A bombing claimed by Pakistani separatists killed 26 people including 14 soldiers at a railway station in the southwestern Balochistan province, a hospital spokesman said on Saturday.
The blast hit as passengers waited on a platform at the main railway station in the provincial capital Quetta.
Prime Minister Shehbaz Sharif said the attackers "will pay a heavy price", according to a statement from his office.
"Fourteen members of the army and 12 civilians were killed," said Wasim Baig, spokesman for Quetta's Sandeman Provincial Hospital, raising an earlier toll of 25 provided by police.
"Forty-six members of the security forces and 14 civilians were wounded," the spokesman added.
A journalist saw pools of blood and ripped backpacks at the scene, where a large metal sheet protecting passengers from the elements had been blown off.
Mohammed Oumer, one of the casualties, said he went to the station to get a train home to his village.
"But just as we arrived, there was the explosion and I found myself wounded and in hospital," he said.
Despite frequent attacks in Balochistan the toll of Saturday's blast was particularly high for the southwestern province, which borders Afghanistan and Iran.
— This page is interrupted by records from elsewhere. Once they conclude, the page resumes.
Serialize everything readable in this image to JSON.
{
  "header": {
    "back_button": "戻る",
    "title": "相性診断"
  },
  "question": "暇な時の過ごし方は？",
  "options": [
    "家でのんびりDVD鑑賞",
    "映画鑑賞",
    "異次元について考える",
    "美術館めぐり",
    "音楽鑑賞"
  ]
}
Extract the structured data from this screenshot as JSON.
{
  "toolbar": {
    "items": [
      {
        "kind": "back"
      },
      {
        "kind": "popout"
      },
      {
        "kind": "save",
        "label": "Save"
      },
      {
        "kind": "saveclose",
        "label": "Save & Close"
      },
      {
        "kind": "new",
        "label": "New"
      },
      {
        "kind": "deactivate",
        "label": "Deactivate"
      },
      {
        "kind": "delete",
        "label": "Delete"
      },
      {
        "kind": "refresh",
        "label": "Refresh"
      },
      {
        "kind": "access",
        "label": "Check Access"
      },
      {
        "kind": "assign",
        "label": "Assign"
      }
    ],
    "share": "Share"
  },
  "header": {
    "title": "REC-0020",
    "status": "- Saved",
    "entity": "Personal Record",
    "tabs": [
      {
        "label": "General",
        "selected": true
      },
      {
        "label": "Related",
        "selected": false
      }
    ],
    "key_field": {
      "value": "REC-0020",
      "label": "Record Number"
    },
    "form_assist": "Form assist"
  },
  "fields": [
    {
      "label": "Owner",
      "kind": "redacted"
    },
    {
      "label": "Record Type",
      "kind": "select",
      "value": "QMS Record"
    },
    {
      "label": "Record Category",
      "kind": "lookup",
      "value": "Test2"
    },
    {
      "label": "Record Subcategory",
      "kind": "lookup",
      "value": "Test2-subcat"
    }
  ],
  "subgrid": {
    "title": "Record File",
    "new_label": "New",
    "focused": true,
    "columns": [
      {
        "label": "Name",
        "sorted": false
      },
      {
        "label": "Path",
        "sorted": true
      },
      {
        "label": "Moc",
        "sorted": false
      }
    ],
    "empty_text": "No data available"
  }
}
The train station explosion hit at around 8:45 am (0345 GMT) and was claimed by the Baloch Liberation Army (BLA), one of the area's main separatist groups.
The attack "was carried out on a Pakistani army unit at Quetta railway station... after completing a course at the Infantry School," the BLA said in a statement.
The Associated Press of Pakistan, the official news agency, cited railway officials as saying the blast happened near the ticket booth when two trains were scheduled to depart.
At Quetta station, police said they were working to determine the cause of the blast.
"When we reached here, initially it appeared that some explosive had perhaps been hidden or left in the luggage. But now we think it may be a suicide bomber," Muhammad Baloch, a senior local police official, told journalists.
Firefighters, rescuers and passengers were working through abandoned luggage on the platform, guarded by heavily armed members of the security forces.
At the hospital, Mohammed Irfan had to identify two of his relatives killed in the bombing.
"As we woke up we found out there was an explosion," he said.
"Then we discovered that my uncle and another relative had gone to have tea at the station."